Tamam konuya giriyorum. Buyurun lütfen:

Bence herkesin bir dağı olmalı. Yükseldiği bir düş mekânı. Bir kitap sayfası. Sayfaları… Hayret albümü… Olayları… İnsanları, dostları… Kütüphanesi… Kendini bildiği bir mektebi olmalı.Bir deniz sakinliği. Bir teras kat(en fazla beşinci) belki bir bodrum kat. Fakat illaki düşünce ile yükselişi. İlla ki yürüyüşü içine içine. Ve en dışına. En yukarısına! En, en…

Bir toprak üstü veya karıncaların ayak sesinin duyulabildiği... Fakat muhakkak düşünerek çıkabileceği... Miraç huylu basamakları sakinlikle veya koşar adım bir inip bir çıkabilmesi lazım. Herkesin heyecanlı bir sarplığı, merdivenli bir göğü olmalı.Herkesin bir Sina’sı, Zeytin dağı, bir Hira'sı olmalı şu dünyada...

….

Böyle diye diye inanç dağıma çıktım. İman büyük, en büyük güvense -ki ben öyle olduğunu düşünüyorum- güven dağıma çıktım.

Oradan baktım. Gördüğüm şuydu: Bizim (o bizi biz belirlemiyoruz, siz de olabilirsiniz ve herkes te…) imanımızın yarısı isyan! Hatta yarıdan fazlası... O kadar çok şeye “la/ hayır “ deriz ki geriye sadece Yaratan'a evet demek kalır.

Öyle ilk gördüğümüz filozofa, profesöre, bilim ilim adamına, şeyhe, hacı hocaya tapınmayız.
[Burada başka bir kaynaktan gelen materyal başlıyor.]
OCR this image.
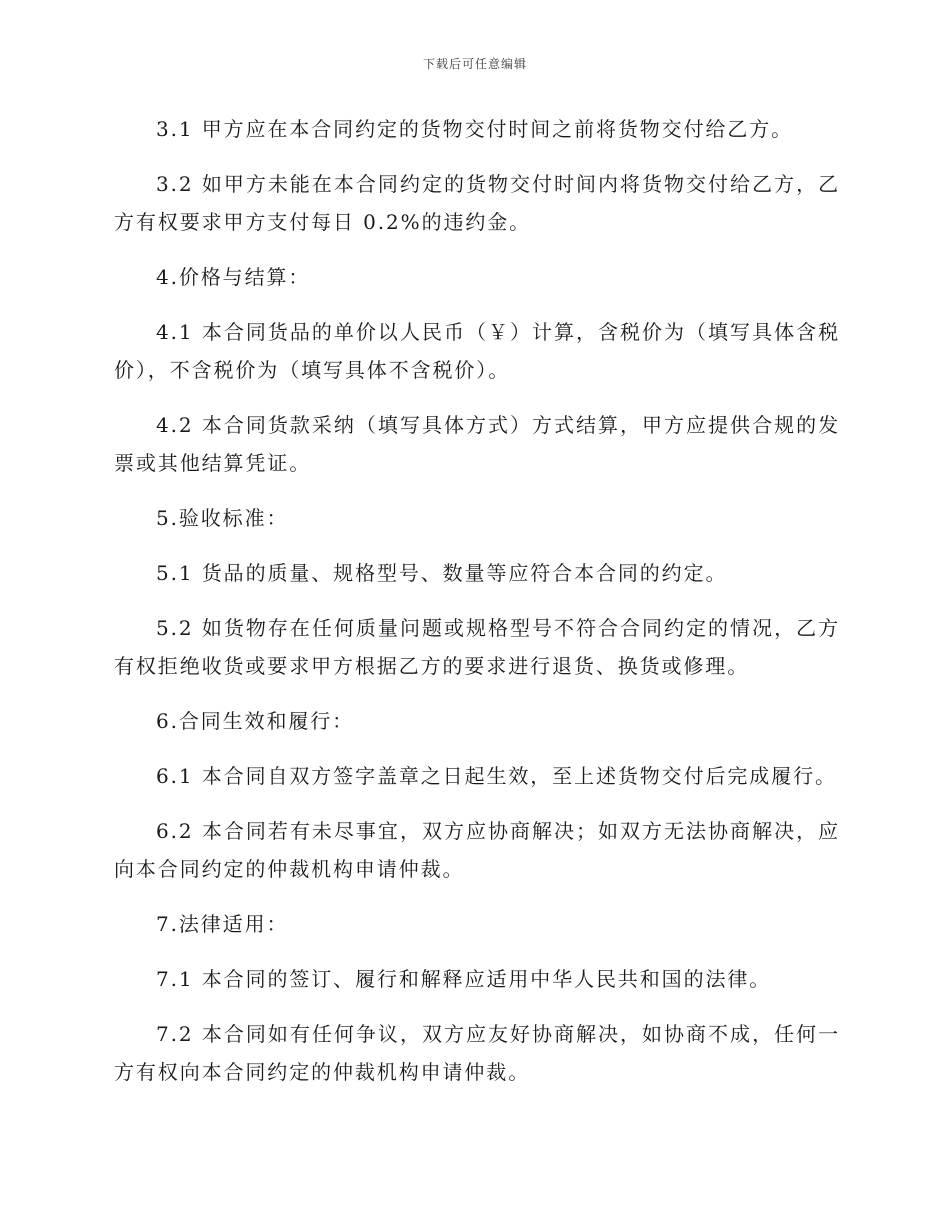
下载后可任意编辑

3.1 甲方应在本合同约定的货物交付时间之前将货物交付给乙方。

3.2 如甲方未能在本合同约定的货物交付时间内将货物交付给乙方，乙方有权要求甲方支付每日 0.2%的违约金。

4.价格与结算：

4.1 本合同货品的单价以人民币（￥）计算，含税价为（填写具体含税价），不含税价为（填写具体不含税价）。

4.2 本合同货款采纳（填写具体方式）方式结算，甲方应提供合规的发票或其他结算凭证。

5.验收标准：

5.1 货品的质量、规格型号、数量等应符合本合同的约定。

5.2 如货物存在任何质量问题或规格型号不符合合同约定的情况，乙方有权拒绝收货或要求甲方根据乙方的要求进行退货、换货或修理。

6.合同生效和履行：

6.1 本合同自双方签字盖章之日起生效，至上述货物交付后完成履行。

6.2 本合同若有未尽事宜，双方应协商解决；如双方无法协商解决，应向本合同约定的仲裁机构申请仲裁。

7.法律适用：

7.1 本合同的签订、履行和解释应适用中华人民共和国的法律。

7.2 本合同如有任何争议，双方应友好协商解决，如协商不成，任何一方有权向本合同约定的仲裁机构申请仲裁。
Son gördüğümüze de… Saygıyla yararlanır, sorgularız. Ki eğer bilinçliyseler onlar da öyle ister. Mesela peygamber (sevgimiz selamımız ona) “bir insanım” hatırlatması yapar ve yüceltilmesini onaylamaz. Yüceltilmesine engel olacak açıklamalarda bulunur ve tutumlar sergiler.

Essah bir Tanrı'sı olmayanlar gibi öyle hiçbir kişi ve nesne, neyse ne tanrısallaştırılmaz. Araçlar amaçlaştırılmaz. Yani iman ilkelerimiz aslen bu anlamdadır.

Daha ilk gördüğümüz ideolojide sarsılıp Yaratan'ı, doğal değişmez ilkeleri es geçmeyiz. Toyken karşılaştığımız, gönlümüzü kaptırdığımız ideolojilerde yıllarca öylece durup, onları sorgulamadan tam bir ömür inatla savunmayız. Savunmamalıyız.

Din nefretiyle, ezber bir şımarıklıkla var oluş kaynağımıza küstahlık yapmayız. Yapmamalıyız.

İdeoloji kurucularını peygamber edinmeyiz. Edinmemeliyiz.

Peygamber aklı ve mantığı imanın o tam bilinmeyen sürprizli büyük kapısına çağırır. Allah'la yalnız buluşursun, istersen özleşirsin. İstemezsen özünden kaçabilirsin. Kaçabildigin yere kadar...

Düşündürücü bir Kitap’la sadece teklif eder. İkna etmek ister. Sen bilirsin. Biz biliriz. Keskin birkaç temel kural dışında çok özgür koca bir bahçe gibidir bu yaşam biçimi. Onu daraltan dincilik yapan dar kafalı tiplerin keyfi tutumlarıdır. Hangi din veya ideoloji insan elinde yozlaşmamıştır ki...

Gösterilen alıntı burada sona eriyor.